L’idée principale qui se dégage de son œuvre ? Les transformations des structures de production nécessitée par les crises, le chômage et la misère, doivent prendre la forme d’un collectivisme décentralisé. Ce dernier repose sur une propriété associée dont l’élément central est constitué par “la phalange” ou commune sociétaire.
Les nouvelles relations sociales sont analysées notamment dans la Théorie des quatre mouvements et des destinées générales (1808), le Nouveau Monde industriel et sociétaire ou invention du procédé d’industrie attrayante et naturelle, distribuée en séries passionnées (1829), la Fausse Industrie morcelée, mensongère et l’antidote, l’industrie naturelle, combinée, attrayante, véridique donnant quadruple produit (1835-1836). Ces ouvrages mettent l’accent sur l’aliénation économique, doublée d’une aliénation affective qui ne peut être dépassée qu’en libérant l’individu de toutes les contraintes qui l’empêchent de se réaliser.

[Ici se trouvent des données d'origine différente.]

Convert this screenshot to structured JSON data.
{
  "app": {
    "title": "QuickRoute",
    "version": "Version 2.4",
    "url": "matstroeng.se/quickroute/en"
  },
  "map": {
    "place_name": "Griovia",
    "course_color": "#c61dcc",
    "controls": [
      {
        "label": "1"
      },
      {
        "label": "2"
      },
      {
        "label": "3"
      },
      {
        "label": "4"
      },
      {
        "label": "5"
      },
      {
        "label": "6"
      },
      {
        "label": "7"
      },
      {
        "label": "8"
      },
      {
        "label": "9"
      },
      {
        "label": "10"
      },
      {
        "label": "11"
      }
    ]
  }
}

Dans ce nouveau système, par quoi les travailleurs et travailleuses sont-ils motivés, en dehors de l’argent ?
Motivations non pécuniaires
L’existence de rapports humains dans la production implique pour Charles Fourier la prise en considération des motivations non pécuniaires. Il critique dans le premier tome de la Théorie de l’unité universelle “les méthodes qui laissent dans l’oubli la plus vaste, la plus nécessaire des études, celle de l’Homme, c’est-à-dire de l’attraction passionnée.” Une organisation doit reposer sur l’association libre des attractions entre les êtres humains pour atteindre l’harmonie. Plaisirs et travail ne sont pas opposés, mais promus.

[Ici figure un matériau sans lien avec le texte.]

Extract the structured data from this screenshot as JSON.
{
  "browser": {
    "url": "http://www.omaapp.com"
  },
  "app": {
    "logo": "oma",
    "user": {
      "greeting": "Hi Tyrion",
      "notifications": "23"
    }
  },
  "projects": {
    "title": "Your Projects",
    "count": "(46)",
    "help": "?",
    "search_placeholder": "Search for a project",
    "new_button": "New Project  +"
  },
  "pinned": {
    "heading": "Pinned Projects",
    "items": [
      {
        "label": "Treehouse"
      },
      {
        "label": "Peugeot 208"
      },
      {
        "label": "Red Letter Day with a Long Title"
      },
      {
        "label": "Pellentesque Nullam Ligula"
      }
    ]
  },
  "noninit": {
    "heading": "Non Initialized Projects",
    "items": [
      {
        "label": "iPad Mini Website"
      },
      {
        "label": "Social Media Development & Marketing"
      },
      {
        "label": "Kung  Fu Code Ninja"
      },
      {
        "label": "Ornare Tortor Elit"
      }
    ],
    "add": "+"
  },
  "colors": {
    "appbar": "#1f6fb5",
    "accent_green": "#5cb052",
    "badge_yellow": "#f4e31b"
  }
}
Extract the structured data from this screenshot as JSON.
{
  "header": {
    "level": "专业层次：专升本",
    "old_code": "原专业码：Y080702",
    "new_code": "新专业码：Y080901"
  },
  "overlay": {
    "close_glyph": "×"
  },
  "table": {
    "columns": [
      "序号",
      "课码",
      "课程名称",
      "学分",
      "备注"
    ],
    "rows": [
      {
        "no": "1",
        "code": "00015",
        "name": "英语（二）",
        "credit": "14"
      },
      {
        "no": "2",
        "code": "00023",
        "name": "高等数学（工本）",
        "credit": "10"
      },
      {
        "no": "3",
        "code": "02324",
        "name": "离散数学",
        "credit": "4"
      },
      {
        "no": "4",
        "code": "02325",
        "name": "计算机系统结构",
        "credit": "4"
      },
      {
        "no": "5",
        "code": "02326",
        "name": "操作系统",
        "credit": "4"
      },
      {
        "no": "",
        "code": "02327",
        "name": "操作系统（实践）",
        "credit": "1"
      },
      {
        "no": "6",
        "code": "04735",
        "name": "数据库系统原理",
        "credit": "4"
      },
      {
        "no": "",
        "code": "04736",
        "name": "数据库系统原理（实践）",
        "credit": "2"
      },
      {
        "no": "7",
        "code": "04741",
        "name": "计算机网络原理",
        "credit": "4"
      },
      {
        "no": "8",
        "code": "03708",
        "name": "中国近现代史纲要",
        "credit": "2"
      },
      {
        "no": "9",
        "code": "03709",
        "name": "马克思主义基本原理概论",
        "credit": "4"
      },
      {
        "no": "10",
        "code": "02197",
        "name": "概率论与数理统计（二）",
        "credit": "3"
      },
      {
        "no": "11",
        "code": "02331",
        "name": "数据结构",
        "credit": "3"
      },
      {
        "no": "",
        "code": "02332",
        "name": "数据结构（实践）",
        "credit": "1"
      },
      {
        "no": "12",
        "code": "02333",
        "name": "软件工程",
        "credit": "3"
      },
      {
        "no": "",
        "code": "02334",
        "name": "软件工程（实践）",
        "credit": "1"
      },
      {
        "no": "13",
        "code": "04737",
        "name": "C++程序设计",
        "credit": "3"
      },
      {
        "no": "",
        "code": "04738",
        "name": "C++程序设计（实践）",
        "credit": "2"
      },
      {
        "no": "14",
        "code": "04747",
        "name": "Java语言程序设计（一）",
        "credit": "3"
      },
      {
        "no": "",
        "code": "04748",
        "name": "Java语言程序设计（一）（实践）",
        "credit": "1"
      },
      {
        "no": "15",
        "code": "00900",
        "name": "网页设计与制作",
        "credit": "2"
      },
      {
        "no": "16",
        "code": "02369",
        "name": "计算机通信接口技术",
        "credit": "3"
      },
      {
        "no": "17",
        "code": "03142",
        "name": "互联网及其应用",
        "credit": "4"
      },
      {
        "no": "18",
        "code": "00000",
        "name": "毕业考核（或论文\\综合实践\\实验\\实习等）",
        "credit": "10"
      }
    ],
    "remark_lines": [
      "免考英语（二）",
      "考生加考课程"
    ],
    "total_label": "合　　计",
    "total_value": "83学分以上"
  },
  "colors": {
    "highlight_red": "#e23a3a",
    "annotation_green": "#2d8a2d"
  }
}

L’étude du monde du travail doit être “celle de l’homme social” centrée sur le “social et le passionnel“, en d’autres termes sur l’analyse des motivations. L’unité de production, en tant qu’organisation, est commandée à la fois par les impératifs économiques et techniques de la production, mais également par les besoins psychologiques des travailleurs.

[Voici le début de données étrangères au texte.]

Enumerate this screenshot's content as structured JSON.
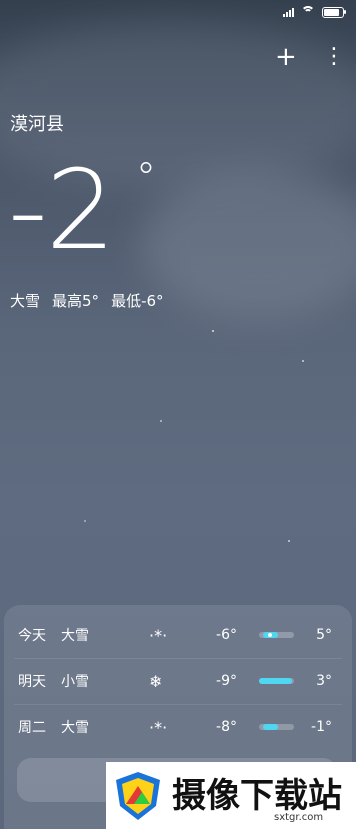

Luxe des ateliers et bagne de l’usine
Le point de départ de sa réflexion est celui de l’adaptation physiologique, du corps, de l’individu à son travail. Charles Fourier insiste sur la nécessité d’usines harmonieuses, “le luxe des ateliers” et sa conséquence sur la santé des travailleurs. Une usine ne doit pas être un bagne. Il met l’accent sur l’importance des couleurs, des peintures souvent refaites, des conditions de température et de propreté des ateliers.

L’organisation du travail doit s’attacher à réduire les distances entre les postes de travail. Une opération de production va échoir à plusieurs groupes de travail et être décomposée en “éléments distincts.” Dans le Nouveau Monde industriel et sociétaire, il souligne que cet “exercice parcellaire en fonctions” va favoriser le passage d’un poste de travail à l’autre. Il s’agit de permettre “au travailleur exécutant” de replacer cette opération dans le tout de la production.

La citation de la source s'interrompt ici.